Bad As A Mother

Are you bad as a mother?

breastfeeding failure

It’s World Breastfeeding Week and I would like to say that all you breastfeeding mamas are awesome. I’m amazed by those of you who power through it for months or even years at a time. After failing miserably at being a breastfeeding mama, I had an overwhelming feeling of guilt that I couldn’t shake for a long time. On top of suffering from PPA (read about that here) I had this feeling of failure that permeated the entire first year of my daughter’s life. Five years later, I was able to recognize why I failed. Here is some advice for you mamas in the struggle.

Breastfeeding is natural but it doesn’t come naturally (to everyone):

I wish I had known this before I started. All the literature about breastfeeding listed all of the benefits provided by breastfeeding moms, but it never addressed the possible complications. I simply thought that like some other friends I had, I would simply put my babe on the breast and all would be right with the world. For many women, that’s exactly what happens. For others, that is the furthest thing from the truth. If I had known some of the struggles I might face, I probably would have stuck with it longer. I wouldn’t have felt as though there was something wrong with me.

I didn’t have a support network:

Many of the women around me either didn’t breastfeed or didn’t have any issues. By the time I met some women who were struggling, I had already given up. The lactation consultant on staff at the hospital told me to alternate breasts, checked for a good latch (the one thing I DID have going for me) and went on her merry way. Once I left the hospital, I had no idea where to go for resources. While my pediatrician was helpful, I really needed to be in touch with other moms who would be able to offer support and resources. If you are expecting, definitely seek out a lactation support group or new mom support group for those first crucial days of feeding. I promise that you will not regret it.
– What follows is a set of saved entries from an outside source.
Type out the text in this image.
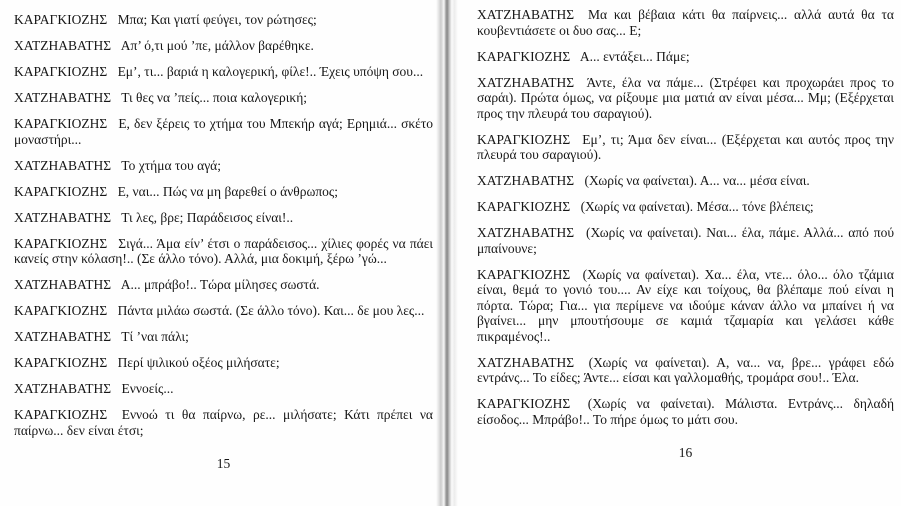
ΚΑΡΑΓΚΙΟΖΗΣ Μπα; Και γιατί φεύγει, τον ρώτησες;

ΧΑΤΖΗΑΒΑΤΗΣ Απ’ ό,τι μού ’πε, μάλλον βαρέθηκε.

ΚΑΡΑΓΚΙΟΖΗΣ Εμ’, τι... βαριά η καλογερική, φίλε!.. Έχεις υπόψη σου...

ΧΑΤΖΗΑΒΑΤΗΣ Τι θες να ’πείς... ποια καλογερική;

ΚΑΡΑΓΚΙΟΖΗΣ Ε, δεν ξέρεις το χτήμα του Μπεκήρ αγά; Ερημιά... σκέτο μοναστήρι...

ΧΑΤΖΗΑΒΑΤΗΣ Το χτήμα του αγά;

ΚΑΡΑΓΚΙΟΖΗΣ Ε, ναι... Πώς να μη βαρεθεί ο άνθρωπος;

ΧΑΤΖΗΑΒΑΤΗΣ Τι λες, βρε; Παράδεισος είναι!..

ΚΑΡΑΓΚΙΟΖΗΣ Σιγά... Άμα είν’ έτσι ο παράδεισος... χίλιες φορές να πάει κανείς στην κόλαση!.. (Σε άλλο τόνο). Αλλά, μια δοκιμή, ξέρω ’γώ...

ΧΑΤΖΗΑΒΑΤΗΣ Α... μπράβο!.. Τώρα μίλησες σωστά.

ΚΑΡΑΓΚΙΟΖΗΣ Πάντα μιλάω σωστά. (Σε άλλο τόνο). Και... δε μου λες...

ΧΑΤΖΗΑΒΑΤΗΣ Τί ’ναι πάλι;

ΚΑΡΑΓΚΙΟΖΗΣ Περί ψιλικού οξέος μιλήσατε;

ΧΑΤΖΗΑΒΑΤΗΣ Εννοείς...

ΚΑΡΑΓΚΙΟΖΗΣ Εννοώ τι θα παίρνω, ρε... μιλήσατε; Κάτι πρέπει να παίρνω... δεν είναι έτσι;

15

ΧΑΤΖΗΑΒΑΤΗΣ Μα και βέβαια κάτι θα παίρνεις... αλλά αυτά θα τα κουβεντιάσετε οι δυο σας... Ε;

ΚΑΡΑΓΚΙΟΖΗΣ Α... εντάξει... Πάμε;

ΧΑΤΖΗΑΒΑΤΗΣ Άντε, έλα να πάμε... (Στρέφει και προχωράει προς το σαράι). Πρώτα όμως, να ρίξουμε μια ματιά αν είναι μέσα... Μμ; (Εξέρχεται προς την πλευρά του σαραγιού).

ΚΑΡΑΓΚΙΟΖΗΣ Εμ’, τι; Άμα δεν είναι... (Εξέρχεται και αυτός προς την πλευρά του σαραγιού).

ΧΑΤΖΗΑΒΑΤΗΣ (Χωρίς να φαίνεται). Α... να... μέσα είναι.

ΚΑΡΑΓΚΙΟΖΗΣ (Χωρίς να φαίνεται). Μέσα... τόνε βλέπεις;

ΧΑΤΖΗΑΒΑΤΗΣ (Χωρίς να φαίνεται). Ναι... έλα, πάμε. Αλλά... από πού μπαίνουνε;

ΚΑΡΑΓΚΙΟΖΗΣ (Χωρίς να φαίνεται). Χα... έλα, ντε... όλο... όλο τζάμια είναι, θεμά το γονιό του.... Αν είχε και τοίχους, θα βλέπαμε πού είναι η πόρτα. Τώρα; Για... για περίμενε να ιδούμε κάναν άλλο να μπαίνει ή να βγαίνει... μην μπουτήσουμε σε καμιά τζαμαρία και γελάσει κάθε πικραμένος!..

ΧΑΤΖΗΑΒΑΤΗΣ (Χωρίς να φαίνεται). Α, να... να, βρε... γράφει εδώ εντράνς... Το είδες; Άντε... είσαι και γαλλομαθής, τρομάρα σου!.. Έλα.

ΚΑΡΑΓΚΙΟΖΗΣ (Χωρίς να φαίνεται). Μάλιστα. Εντράνς... δηλαδή είσοδος... Μπράβο!.. Το πήρε όμως το μάτι σου.

16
I wasn’t prepared for the judgment:

Feeding my baby poison? I didn’t know that was a thing. Apparently there is a pretty big divide when it comes to breastfeeding and non breastfeeding moms. I was in no way prepared for the judgment I would face when I finally switched to formula. It felt like I was feeding my baby some mixture of goat’s blood and poison. Yes, I was actually hiding from mothers who were breastfeeding out of fear of being judged (feel free to judge me on this post). Of course, it may not have been as dramatic as it felt, but it was my first introduction to the so-called “mommy wars” and it wasn’t very pleasant. I just wished that I had been more informed and confident in my decisions. Perhaps the judgment would not have affected me so much. My advice? No matter how you end up feeding your baby, stay strong in your decisions. Remember that there is always someone out there ready to judge, but their opinions don’t matter.

I didn’t do my homework:

I didn’t think I had to research anything about breastfeeding. I was so clueless that I didn’t even have any bottles except for a few that came along with my pump. Boy was I ill prepared. I had no idea that I would be feeding almost non stop and not every 2-3 hours like all the books said. I didn’t know that leaving the house for an hour to “escape” to CVS would require careful planning. Trying to learn all of this information while going through it was certainly not optimal. I only wish that I had done at least as much homework about breastfeeding as I had done on infant car seats.
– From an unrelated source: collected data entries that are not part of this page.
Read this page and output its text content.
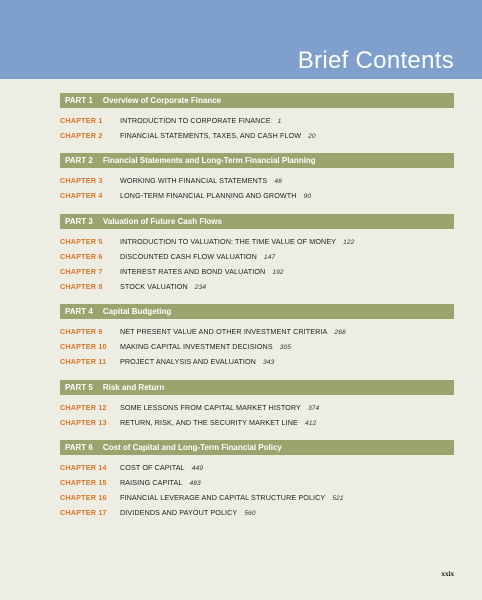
Brief Contents
PART 1 Overview of Corporate Finance
CHAPTER 1 INTRODUCTION TO CORPORATE FINANCE 1
CHAPTER 2 FINANCIAL STATEMENTS, TAXES, AND CASH FLOW 20
PART 2 Financial Statements and Long-Term Financial Planning
CHAPTER 3 WORKING WITH FINANCIAL STATEMENTS 48
CHAPTER 4 LONG-TERM FINANCIAL PLANNING AND GROWTH 90
PART 3 Valuation of Future Cash Flows
CHAPTER 5 INTRODUCTION TO VALUATION: THE TIME VALUE OF MONEY 122
CHAPTER 6 DISCOUNTED CASH FLOW VALUATION 147
CHAPTER 7 INTEREST RATES AND BOND VALUATION 192
CHAPTER 8 STOCK VALUATION 234
PART 4 Capital Budgeting
CHAPTER 9 NET PRESENT VALUE AND OTHER INVESTMENT CRITERIA 268
CHAPTER 10 MAKING CAPITAL INVESTMENT DECISIONS 305
CHAPTER 11 PROJECT ANALYSIS AND EVALUATION 343
PART 5 Risk and Return
CHAPTER 12 SOME LESSONS FROM CAPITAL MARKET HISTORY 374
CHAPTER 13 RETURN, RISK, AND THE SECURITY MARKET LINE 412
PART 6 Cost of Capital and Long-Term Financial Policy
CHAPTER 14 COST OF CAPITAL 449
CHAPTER 15 RAISING CAPITAL 483
CHAPTER 16 FINANCIAL LEVERAGE AND CAPITAL STRUCTURE POLICY 521
CHAPTER 17 DIVIDENDS AND PAYOUT POLICY 560
xxix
There is a message out there that women all over the world are able to breastfeed while working in the fields, giving speeches at the UN and possibly while directing air traffic into JFK. I imagine that this is true, but I bet those women did their homework! If I had to do it all over again, I would be sure to do my homework, get support and ignore all the feelings of guilt and inadequacy. For all you rock star mamas out there (breastfeeding or otherwise) a fed baby is a happy baby.

 

2 thoughts on “On Breastfeeding: Why I Failed

  1. I love this… so real and so raw. I think so many moms need to read this! Instead of breaking each other down we need to build each other up… this mom gig is no joke and there is so much that we judge each other on and decisions that we make on a daily basis and guess what… there is no right or wrong… we just do the best we can! Formula , Breast milk … it’s like beer bottle or tap it’s still beer!

    1. Thank you! I wish I had known more about BFing before I started for sure. and you’re right…feeding your baby is feeding your baby!